25 years of TV. Totally doable. I will just start with the early eighties and work my way up, right? Imagine my tangible surprise when I was informed that the last 25 years do not, actually, include the eighties. I think I am getting old. Or maybe I am just really terrible at maths (stick to the language-ing Hattie). From 1992, TV has pretty much undergone a complete metamorphosis, touching and expanding on every possible genre, from supernatural family thrillers to unscripted buddy comedies.
For me, possibly because this was around the time I was a kid growing up, the beginning of the new millennium was the dawn of child-centric programming. CBBC shows were something playing in the background during breakfast, and would be the first thing on after school. Sure I played outside and had friends, but Tracy Beaker’s mum could come and pick her up from the Dumping Ground at any time, and I needed to be there watching in case it happened. Where would Auntie Mabel take Pippin in her polka dot plane next? Was Mona the Vampire really on to something when she battled literal monsters, or did she just have a vivid imagination? Ah, the noughties were a golden age for children’s television.
The nineties truly saw the rise of the American sitcom; Friends, Frasier, Seinfeld, Boy Meets World and Wings dominated ratings, influencing a huge spawning of shows starring quirky twenty-somethings carving their own peculiar paths through modern life. As meaningless as these shows seemed on the surface, their message was nevertheless clear – individuality is the new fitting-in, and there is no such thing as a screw-up. Being able to afford a gigantic trendy apartment on a chef’s salary is also, apparently, really easy.
As well as this influx of situational comedies, TV also took on a more self-deprecating theme. Perhaps influenced by the tongue-in-cheek Brady Bunch film released in 1995, cartoons and shows depicting the not-so-perfect American nuclear family happened, with comedies like Family Guy and That 70’s Show. The messages of these? Do not believe what you see on TV. Or maybe, inside our private home spaces, families are all as dysfunctional as each other.
Where will TV take us next? Praise be to the invention of streaming services like Netflix and Amazon – entire TV seasons spanning decades are a click away. The benefits of this are numerous, but the one that struck me first is this. You may have noticed that the shows I have talked about are all Anglo-American focussed. Aside from a few exceptions, this is what I, and probably most of you, all grew up with. The expansion of online streaming now enables us to watch more shows that we probably would not have been able to get hold of otherwise. Absolutely first class foreign language shows like The Returned, Skam and The Bridge have encountered much deserved mainstream success.

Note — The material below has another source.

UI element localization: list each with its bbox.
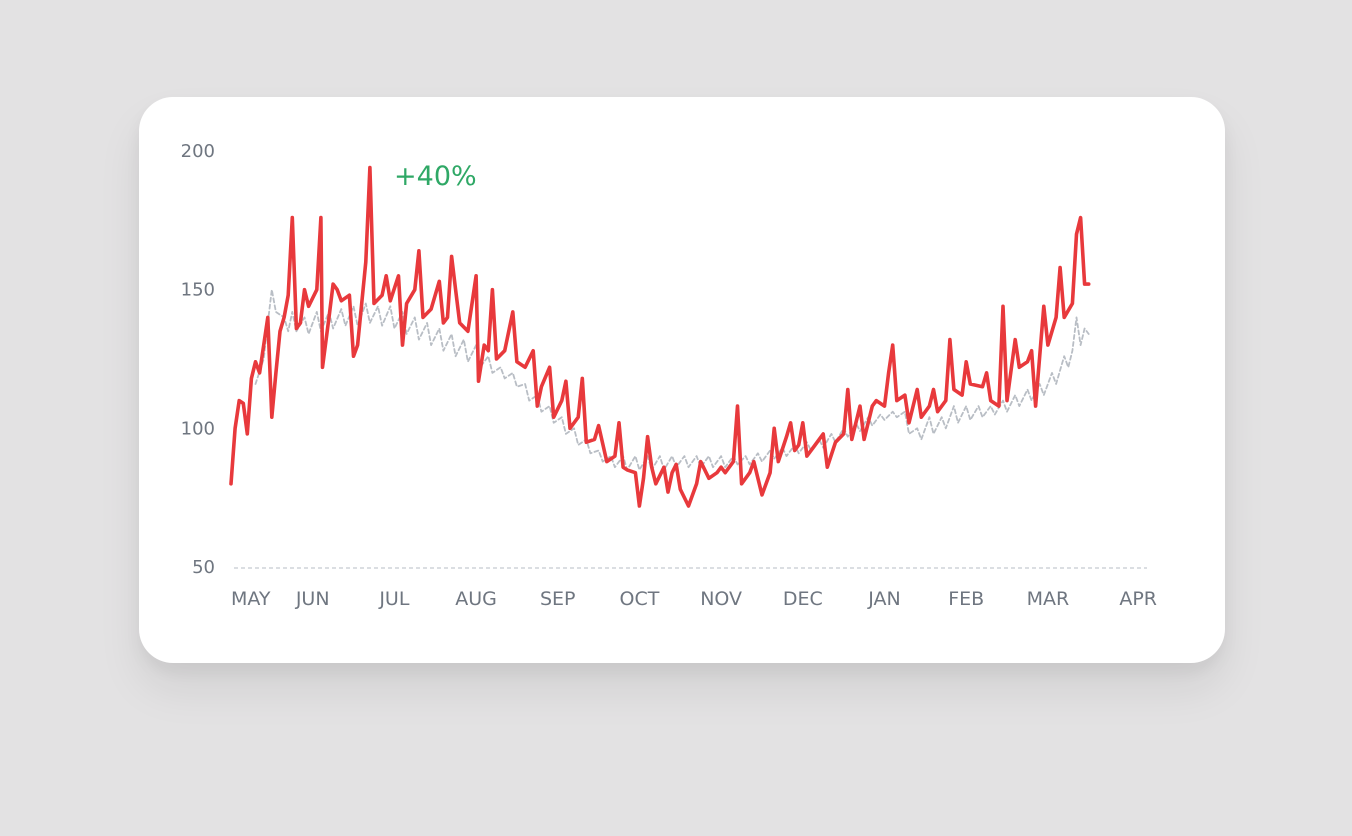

Perhaps what is so relevant about the last 25 years of television is its timeless quality. I would not bat an eyelid watching an entire season of Seinfeld like it had just been released last week. The comedy, the references, the toe-curling romantic scenes are all still so relevant and fresh that watching 20 years in the future does not seem outdated in the slightest, although it may be a different story for a nineties kid watching a programme from the 1970s. It is funny how entertainment seems to work that way.